Una stretta così forte, spiega Parsi, rischia di portare ad azioni violente come quella dei terroristi di estrema sinistra del Fronte rivoluzionario popolare di liberazione (Dnkp/C): “Condannando atti di violenza come quelli degli ultimi giorni, si può però dire che il terrorismo del regime ha portato al terrorismo del Dnkp/C. Se si toglie alla società la possibilità di poter influire, stroncando le opposizioni, non si fa altro che lasciare spazio a gesti estremi. La riprova di questo è che non si tratta solo di singoli attentati terroristici, ma di azioni che hanno provocato immediatamente dei moti popolari. Le centinaia di persone scese in strada non sono dei terroristi”.

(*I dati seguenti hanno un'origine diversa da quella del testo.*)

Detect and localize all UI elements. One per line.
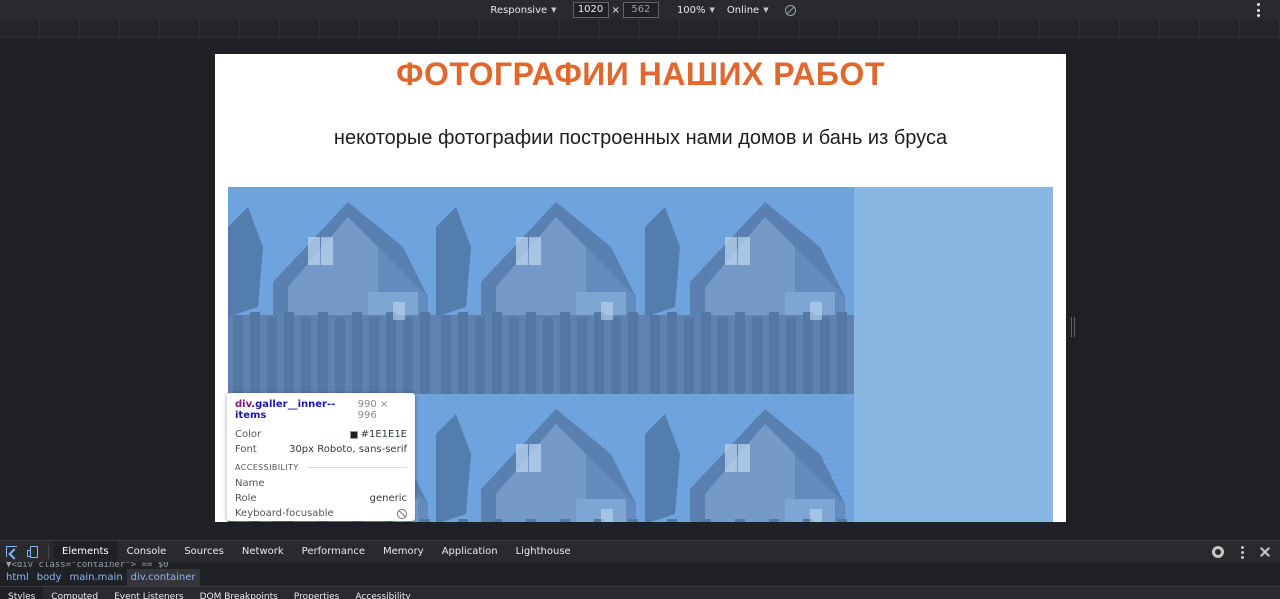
- page-subtitle: некоторые фотографии построенных нами до…: [333, 127, 948, 149]
- device-toggle-button[interactable]: [22, 541, 44, 563]
- device-select[interactable]: Responsive ▼: [490, 5, 556, 16]
- not-focusable-icon: [397, 508, 407, 519]
- tab-memory[interactable]: Memory: [374, 541, 433, 563]
- tab-event-listeners[interactable]: Event Listeners: [106, 587, 192, 599]
- tooltip-value: generic: [369, 493, 407, 504]
- tooltip-selector: div.galler__inner--items: [235, 399, 358, 421]
- tab-accessibility[interactable]: Accessibility: [347, 587, 418, 599]
- height-input[interactable]: 562: [622, 2, 659, 18]
- tooltip-row-name: Name: [235, 476, 407, 491]
- dimension-separator: ×: [611, 4, 620, 16]
- dom-tree-line[interactable]: ▼<div class="container"> == $0: [0, 562, 1280, 569]
- tooltip-value: #1E1E1E: [360, 429, 407, 440]
- tooltip-value: 30px Roboto, sans-serif: [289, 444, 407, 455]
- throttle-select-label: Online: [726, 4, 760, 16]
- tooltip-label: Font: [235, 444, 257, 455]
- throttle-select[interactable]: Online ▼: [727, 5, 769, 16]
- media-query-ruler[interactable]: [0, 20, 1280, 38]
- gallery-photo[interactable]: [228, 187, 437, 394]
- close-icon[interactable]: [1258, 545, 1272, 559]
- tab-dom-breakpoints[interactable]: DOM Breakpoints: [192, 587, 286, 599]
- chevron-down-icon: ▼: [763, 6, 769, 14]
- more-options-icon[interactable]: [1241, 545, 1244, 559]
- tooltip-label: Keyboard-focusable: [235, 508, 334, 519]
- tab-elements[interactable]: Elements: [53, 540, 118, 563]
- tab-properties[interactable]: Properties: [286, 587, 347, 599]
- tab-styles[interactable]: Styles: [0, 587, 44, 599]
- more-options-icon[interactable]: [1257, 3, 1260, 17]
- zoom-select[interactable]: 100% ▼: [677, 5, 715, 16]
- tab-application[interactable]: Application: [433, 541, 507, 563]
- tab-computed[interactable]: Computed: [43, 587, 106, 599]
- breadcrumb-item-html[interactable]: html: [2, 569, 33, 586]
- device-viewport-area: ФОТОГРАФИИ НАШИХ РАБОТ некоторые фотогра…: [0, 38, 1280, 573]
- tooltip-row-keyboard-focusable: Keyboard-focusable: [235, 506, 407, 521]
- inspect-tooltip: div.galler__inner--items 990 × 996 Color…: [227, 393, 415, 521]
- tab-sources[interactable]: Sources: [175, 541, 233, 563]
- styles-pane-tabs: Styles Computed Event Listeners DOM Brea…: [0, 586, 1280, 599]
- tooltip-section-heading: ACCESSIBILITY: [235, 463, 407, 472]
- breadcrumb-item-body[interactable]: body: [33, 569, 66, 586]
- tooltip-selector-class: .galler__inner--items: [235, 399, 336, 421]
- device-toolbar-icon: [27, 545, 39, 558]
- resize-handle-right[interactable]: [1071, 317, 1075, 337]
- page-title: ФОТОГРАФИИ НАШИХ РАБОТ: [396, 56, 885, 92]
- devtools-tab-strip: Elements Console Sources Network Perform…: [0, 540, 1280, 563]
- width-input[interactable]: 1020: [572, 2, 609, 18]
- color-swatch-icon: [349, 430, 358, 439]
- device-toolbar: Responsive ▼ 1020 × 562 100% ▼ Online ▼: [0, 0, 1280, 20]
- tab-lighthouse[interactable]: Lighthouse: [507, 541, 580, 563]
- chevron-down-icon: ▼: [709, 6, 715, 14]
- tooltip-row-font: Font 30px Roboto, sans-serif: [235, 442, 407, 457]
- tooltip-label: Color: [235, 429, 262, 440]
- inspect-icon: [5, 546, 17, 557]
- tooltip-row-role: Role generic: [235, 491, 407, 506]
- breadcrumb-item-main[interactable]: main.main: [66, 569, 127, 586]
- gallery-photo[interactable]: [436, 187, 645, 394]
- tooltip-selector-tag: div: [235, 399, 252, 410]
- breadcrumb: html body main.main div.container: [0, 569, 1280, 586]
- divider: [48, 544, 49, 559]
- gallery-photo[interactable]: [436, 394, 645, 522]
- tooltip-size: 990 × 996: [357, 399, 389, 421]
- tooltip-row-color: Color #1E1E1E: [235, 427, 407, 442]
- rotate-icon[interactable]: [784, 4, 796, 16]
- gallery-photo[interactable]: [645, 394, 854, 522]
- tooltip-label: Role: [235, 493, 257, 504]
- inspect-element-button[interactable]: [0, 541, 22, 563]
- tab-console[interactable]: Console: [118, 541, 176, 563]
- device-select-label: Responsive: [490, 4, 548, 16]
- zoom-select-label: 100%: [676, 4, 706, 16]
- gear-icon[interactable]: [1212, 546, 1224, 558]
- breadcrumb-item-container[interactable]: div.container: [126, 569, 200, 586]
- gallery-photo[interactable]: [645, 187, 854, 394]
- tab-network[interactable]: Network: [233, 541, 293, 563]
- tab-performance[interactable]: Performance: [293, 541, 374, 563]
- tooltip-label: Name: [235, 478, 265, 489]
- chevron-down-icon: ▼: [551, 6, 557, 14]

Il Dnkp/C vuole una nuova Gezi Park
Il gruppo di estrema sinistra ha prima sequestrato, Mehmet Selim Kira, il procuratore che ha svolto le indagini sulla morte di Berkin Elvan, il 15enne colpito in testa e ucciso da un lacrimogeno sparato dalla polizia durante gli scontri del 2013, e il giorno dopo hanno tentato un attacco kamikaze alla questura. “L’uomo che indagava sull’uccisione di uno dei manifestanti di piazza Taksim, la sede del partito simbolo del potere in Turchia e le forze dell’ordine che a quel potere rispondono e che sono ritenute colpevoli dell’uccisione del giovane Elvan: c’è un chiaro significato simbolico nella scelta di questi obiettivi. Lo scopo è quello di provocare nuove manifestazioni, un nuovo clima Gezi Park. E ci stanno riuscendo”.

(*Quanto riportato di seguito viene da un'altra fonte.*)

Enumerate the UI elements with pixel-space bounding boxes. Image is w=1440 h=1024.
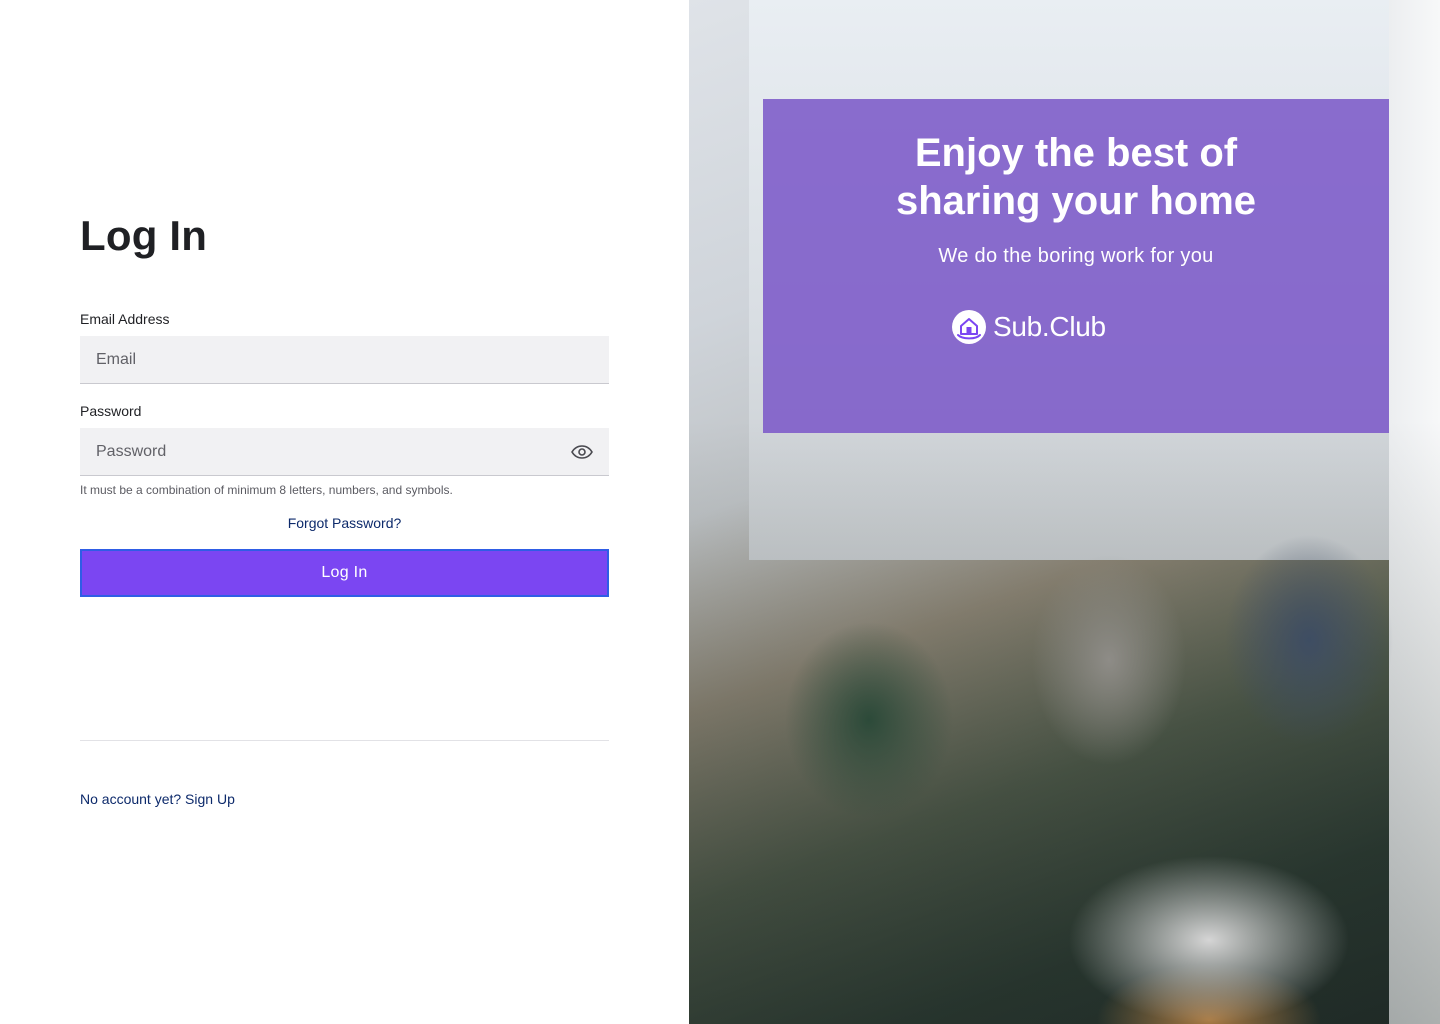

Tra gli ultimi attacchi kamikaze del gruppo si nota la mano delle donne. Oltre alla terrorista uccisa l’1 aprile, poco prima di portare a termine l’attacco alla questura, un’altra donna aveva compiuto un attacco kamikaze in un commissariato di Istanbul, a gennaio, uccidendo un agente. “In un periodo storico in cui l’attuale presidente porta avanti un processo di regressione della figura della donna (la figlia di Erdoğan stessa ha dichiarato, negli ultimi giorni, che “è giusto che l’eredità delle donne sia inferiore a quella degli uomini”, ndr) – conclude Parsi – gruppi come il Fronte rivoluzionario popolare di liberazione, che hanno un approccio secolare, rischiano di costituire un’attrazione per molte donne turche”.